Mais je sens Sandro Minimo qui s’énerve de l’autre côté de l’écran, et je m’empresse d’ajouter que cela ne serait pas suffisant. Cette petite fable permet juste de mesurer la liberté que nous ne nous accordons pas. Elle montre, me semble-t-il, l’incroyable inertie de nos comportements. Notre insupportable incapacité à penser autrement. Pour le reste, je suis bien sûr pour une remise en cause radicale de l’usage individuel sans entraves d’un objet aussi lourd de conséquences néfastes que la bagnole. Elle tue le monde et ses villes, son climat et son avenir aussi sûrement que le ferait une balle de 11,43 mm dans la tête des écervelés que nous sommes tous.

Bien entendu, il faut se diriger au plus vite vers un monde sans bagnole individuelle. Mais en attendant ce jour heureux, si on commençait par le mouvement des 500 (pièces) ?

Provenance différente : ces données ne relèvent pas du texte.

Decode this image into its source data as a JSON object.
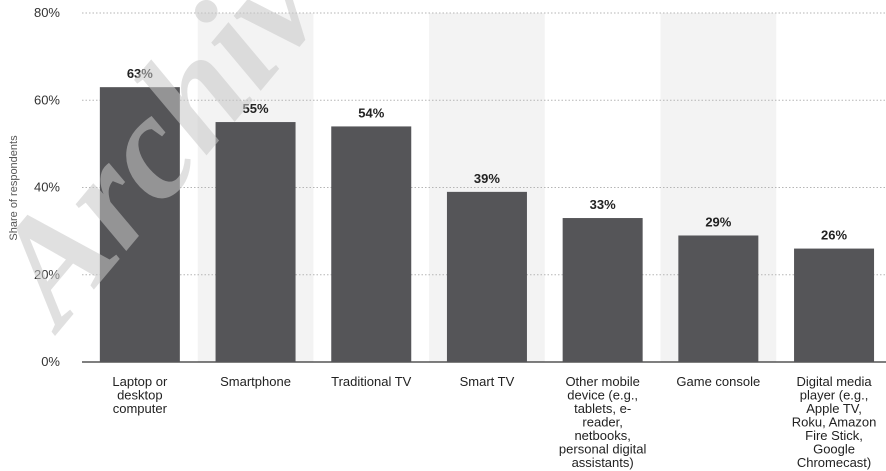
{
  "chart_data": {
    "type": "bar",
    "ylabel": "Share of respondents",
    "y_ticks": [
      "0%",
      "20%",
      "40%",
      "60%",
      "80%"
    ],
    "ylim": [
      0,
      80
    ],
    "grid": true,
    "categories": [
      "Laptop or desktop computer",
      "Smartphone",
      "Traditional TV",
      "Smart TV",
      "Other mobile device (e.g., tablets, e-reader, netbooks, personal digital assistants)",
      "Game console",
      "Digital media player (e.g., Apple TV, Roku, Amazon Fire Stick, Google Chromecast)"
    ],
    "category_lines": [
      [
        "Laptop or",
        "desktop",
        "computer"
      ],
      [
        "Smartphone"
      ],
      [
        "Traditional TV"
      ],
      [
        "Smart TV"
      ],
      [
        "Other mobile",
        "device (e.g.,",
        "tablets, e-",
        "reader,",
        "netbooks,",
        "personal digital",
        "assistants)"
      ],
      [
        "Game console"
      ],
      [
        "Digital media",
        "player (e.g.,",
        "Apple TV,",
        "Roku, Amazon",
        "Fire Stick,",
        "Google",
        "Chromecast)"
      ]
    ],
    "values": [
      63,
      55,
      54,
      39,
      33,
      29,
      26
    ],
    "data_labels": [
      "63%",
      "55%",
      "54%",
      "39%",
      "33%",
      "29%",
      "26%"
    ],
    "colors": {
      "bar": "#555558",
      "band": "#f3f3f3",
      "grid": "#b5b5b5",
      "axis": "#333333"
    }
  },
  "watermark": "Archive"
}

Source: http://fabrice-nicolino.com/

4 commentaires sur “Une bonne et une mauvaise (sur la bagnole)

  1. Vélops

    Aux États-Unis, les outils de diagnostic auto, par exemple, répondent à des standards auxquels tout constructeur qui souhaite vendre sur le territoire américain doit se plier. Cela permet des réparations bien moins onéreuses qu’en Europe, avec une concurrence bien meilleure entre les garagistes.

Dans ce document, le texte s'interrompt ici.